The result: surgeons made decisions based on trusted algorithmic output they could not audit in real time. When those decisions caused injury, the liability fell to the human operator while the algorithm remained unaccountable. Integra LifeSciences’ response to Reuters was structural immunity: “There is no credible evidence to show any causal connection between the TruDi Navigation System, AI technology, and any alleged injuries.”

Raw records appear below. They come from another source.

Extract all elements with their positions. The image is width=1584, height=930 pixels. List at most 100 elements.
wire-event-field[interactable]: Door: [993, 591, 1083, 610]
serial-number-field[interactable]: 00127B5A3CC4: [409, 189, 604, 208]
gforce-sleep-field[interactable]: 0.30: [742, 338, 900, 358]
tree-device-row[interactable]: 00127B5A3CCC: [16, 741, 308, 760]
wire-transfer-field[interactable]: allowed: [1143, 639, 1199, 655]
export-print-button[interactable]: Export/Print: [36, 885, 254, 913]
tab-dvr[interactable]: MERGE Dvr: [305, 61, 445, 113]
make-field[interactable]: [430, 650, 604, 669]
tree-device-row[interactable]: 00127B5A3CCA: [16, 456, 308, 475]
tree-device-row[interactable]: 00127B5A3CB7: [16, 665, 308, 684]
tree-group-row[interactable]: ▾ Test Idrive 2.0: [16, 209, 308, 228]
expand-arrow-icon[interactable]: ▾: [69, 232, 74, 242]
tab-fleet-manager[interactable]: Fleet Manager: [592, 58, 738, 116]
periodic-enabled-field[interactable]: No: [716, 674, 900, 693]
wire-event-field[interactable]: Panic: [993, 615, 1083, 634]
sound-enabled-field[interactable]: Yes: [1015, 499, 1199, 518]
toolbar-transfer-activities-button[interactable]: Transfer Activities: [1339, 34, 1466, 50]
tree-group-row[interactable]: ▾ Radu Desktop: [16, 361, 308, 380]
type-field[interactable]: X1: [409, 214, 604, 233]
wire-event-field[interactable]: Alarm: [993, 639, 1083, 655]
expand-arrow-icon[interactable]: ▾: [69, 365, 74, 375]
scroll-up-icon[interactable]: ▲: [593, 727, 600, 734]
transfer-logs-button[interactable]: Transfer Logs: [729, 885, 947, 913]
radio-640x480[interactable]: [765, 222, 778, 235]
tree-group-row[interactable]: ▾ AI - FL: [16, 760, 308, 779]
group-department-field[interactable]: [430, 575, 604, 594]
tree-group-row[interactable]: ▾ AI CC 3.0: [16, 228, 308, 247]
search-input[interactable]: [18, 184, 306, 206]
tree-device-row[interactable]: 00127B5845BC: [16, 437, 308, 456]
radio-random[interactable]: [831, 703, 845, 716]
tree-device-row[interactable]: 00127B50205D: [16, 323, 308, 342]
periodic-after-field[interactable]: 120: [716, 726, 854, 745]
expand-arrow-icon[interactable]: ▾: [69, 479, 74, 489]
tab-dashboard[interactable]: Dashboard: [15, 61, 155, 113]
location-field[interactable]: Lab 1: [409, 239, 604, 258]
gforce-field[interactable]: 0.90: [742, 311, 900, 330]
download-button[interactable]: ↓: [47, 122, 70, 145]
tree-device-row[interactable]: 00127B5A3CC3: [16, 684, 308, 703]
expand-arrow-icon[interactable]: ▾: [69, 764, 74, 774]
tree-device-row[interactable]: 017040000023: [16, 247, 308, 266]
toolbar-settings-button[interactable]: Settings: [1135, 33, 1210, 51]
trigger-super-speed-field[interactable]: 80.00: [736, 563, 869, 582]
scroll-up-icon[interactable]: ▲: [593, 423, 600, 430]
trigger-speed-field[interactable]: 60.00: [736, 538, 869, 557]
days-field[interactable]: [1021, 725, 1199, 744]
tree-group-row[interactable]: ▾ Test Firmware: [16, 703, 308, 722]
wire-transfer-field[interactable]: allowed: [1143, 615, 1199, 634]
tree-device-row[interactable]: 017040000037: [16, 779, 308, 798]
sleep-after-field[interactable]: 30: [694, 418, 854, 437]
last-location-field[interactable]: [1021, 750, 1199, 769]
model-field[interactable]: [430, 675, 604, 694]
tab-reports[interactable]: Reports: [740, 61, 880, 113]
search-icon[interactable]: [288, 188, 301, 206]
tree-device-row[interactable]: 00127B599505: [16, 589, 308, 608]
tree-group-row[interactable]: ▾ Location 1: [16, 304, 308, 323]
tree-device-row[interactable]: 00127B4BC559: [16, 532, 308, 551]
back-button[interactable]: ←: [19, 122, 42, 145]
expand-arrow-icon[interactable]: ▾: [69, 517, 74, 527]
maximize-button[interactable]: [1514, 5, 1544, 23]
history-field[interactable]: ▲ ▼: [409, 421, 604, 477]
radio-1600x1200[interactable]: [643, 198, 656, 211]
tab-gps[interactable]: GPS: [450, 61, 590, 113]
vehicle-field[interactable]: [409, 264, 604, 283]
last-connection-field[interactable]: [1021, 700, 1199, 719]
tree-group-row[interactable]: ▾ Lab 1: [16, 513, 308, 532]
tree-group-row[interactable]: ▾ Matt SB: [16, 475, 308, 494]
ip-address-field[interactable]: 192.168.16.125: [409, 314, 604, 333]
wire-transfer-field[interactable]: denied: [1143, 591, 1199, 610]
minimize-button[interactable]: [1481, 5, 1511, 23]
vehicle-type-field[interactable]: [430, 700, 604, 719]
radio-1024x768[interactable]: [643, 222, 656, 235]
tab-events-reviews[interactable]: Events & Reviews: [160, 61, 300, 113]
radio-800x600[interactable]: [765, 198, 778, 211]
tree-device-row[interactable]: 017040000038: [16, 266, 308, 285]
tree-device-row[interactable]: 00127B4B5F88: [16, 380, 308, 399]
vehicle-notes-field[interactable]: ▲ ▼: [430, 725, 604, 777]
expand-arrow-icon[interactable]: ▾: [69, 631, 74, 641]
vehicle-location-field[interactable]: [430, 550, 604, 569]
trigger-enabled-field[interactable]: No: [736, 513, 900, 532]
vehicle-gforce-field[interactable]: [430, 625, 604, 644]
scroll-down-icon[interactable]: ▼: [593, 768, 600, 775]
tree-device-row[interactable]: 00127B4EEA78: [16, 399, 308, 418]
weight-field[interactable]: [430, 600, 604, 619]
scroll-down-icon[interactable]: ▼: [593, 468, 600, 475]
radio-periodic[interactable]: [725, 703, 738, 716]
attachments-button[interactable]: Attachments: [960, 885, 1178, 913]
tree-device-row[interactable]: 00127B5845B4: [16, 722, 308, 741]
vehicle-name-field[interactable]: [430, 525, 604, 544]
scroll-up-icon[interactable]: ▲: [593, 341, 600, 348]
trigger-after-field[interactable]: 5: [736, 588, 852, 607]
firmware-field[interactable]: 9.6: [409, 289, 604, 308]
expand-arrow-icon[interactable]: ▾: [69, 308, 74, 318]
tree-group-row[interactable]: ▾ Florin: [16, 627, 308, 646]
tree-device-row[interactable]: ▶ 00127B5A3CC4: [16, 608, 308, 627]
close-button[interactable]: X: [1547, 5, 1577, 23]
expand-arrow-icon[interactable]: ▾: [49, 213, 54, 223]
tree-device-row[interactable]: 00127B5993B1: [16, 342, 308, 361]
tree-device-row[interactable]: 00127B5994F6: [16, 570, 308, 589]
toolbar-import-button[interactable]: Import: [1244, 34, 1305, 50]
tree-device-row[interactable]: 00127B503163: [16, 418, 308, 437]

Without SAAM-grade telemetry, the causal chain between algorithm output and patient injury is legally ambiguous. The surgeon becomes proximate cause; the device manufacturer invokes regulatory clearance as shield; the patient loses.


The Four Structural Reforms That Are Already Necessary

The FDA has taken steps — Predetermined Change Control Plans (PCCPs) in late 2024, Total Product Life Cycle draft guidance in early 2025 — but they remain insufficient without structural reform in four areas:

  1. Require clinical validation before clearance for diagnostic AI — The 510(k) pathway should not exempt AI diagnostic devices from prospective clinical testing. When a tool autonomously interprets medical images or flags disease risk, it functions as a clinician, not a stethoscope. The evidentiary bar should reflect that distinction.

  2. Mandate demographic reporting in validation data — Every AI device submission should disclose racial, ethnic, age, and sex composition of training and testing datasets. Without this baseline, neither regulators nor clinicians can assess whether the tool will perform equitably across the patients it will serve. The UK’s MHRA has already moved here; the EU AI Act does the same.

  3. Establish post-market performance monitoring — AI devices should be subject to ongoing surveillance requirements modeled on pharmacovigilance. The AHA has raised this directly with the FDA. Performance metrics, error rates, and demographic outcomes should be tracked continuously, not only when a recall is triggered. The UK’s 2025 MHRA regulations already require this: active safety tracking, shorter incident reporting timelines, periodic safety update reports.

  4. Make SAAM-style telemetry mandatory for high-risk surgical AI — Devices entering proximity to critical neurovascular structures (carotid, brainstem, spinal cord) should require real-time cryptographically signed telemetry by 510(k) clearance. Not optional. Not industry-adopted best practice. Mandatory. Because when a navigation system with 80% target accuracy routes an instrument into the carotid artery, there is no other patient who can be the test subject.


Who Benefits When Accountability Disappears?

Publicly traded companies account for about 53% of AI devices on the market but are associated with more than 90% of recall events. The incentive structure is clear: quarterly earnings beat safety margins. And when failures occur, the emerging legal framework is still settling on whether AI health tools are “products” subject to strict liability or “services” subject only to negligence. Courts are trending toward products — the Grindr dating app was held to be a product because it was “designed, mass-marketed, placed into the global stream of commerce and generated a profit.” The EU Product Liability Directive explicitly treats software and AI as products even when delivered as a service. But patients like Erin Ralph and Donna Fernihough don’t get to wait for precedent before their arteries are navigated into.


The question is not whether AI can improve medicine. It already has — in ways that matter. The question is whether we will clear tools that navigate surgical instruments through human heads with 80% accuracy, train sepsis models on synthetic data that miss two-thirds of real cases, and deploy dermatology algorithms on datasets where only 10.2% of images show dark skin — before we have the evidence to confirm they work across the patients who will actually use them.

Potential is not proof. And in surgery, potential with no proof is a casualty rate.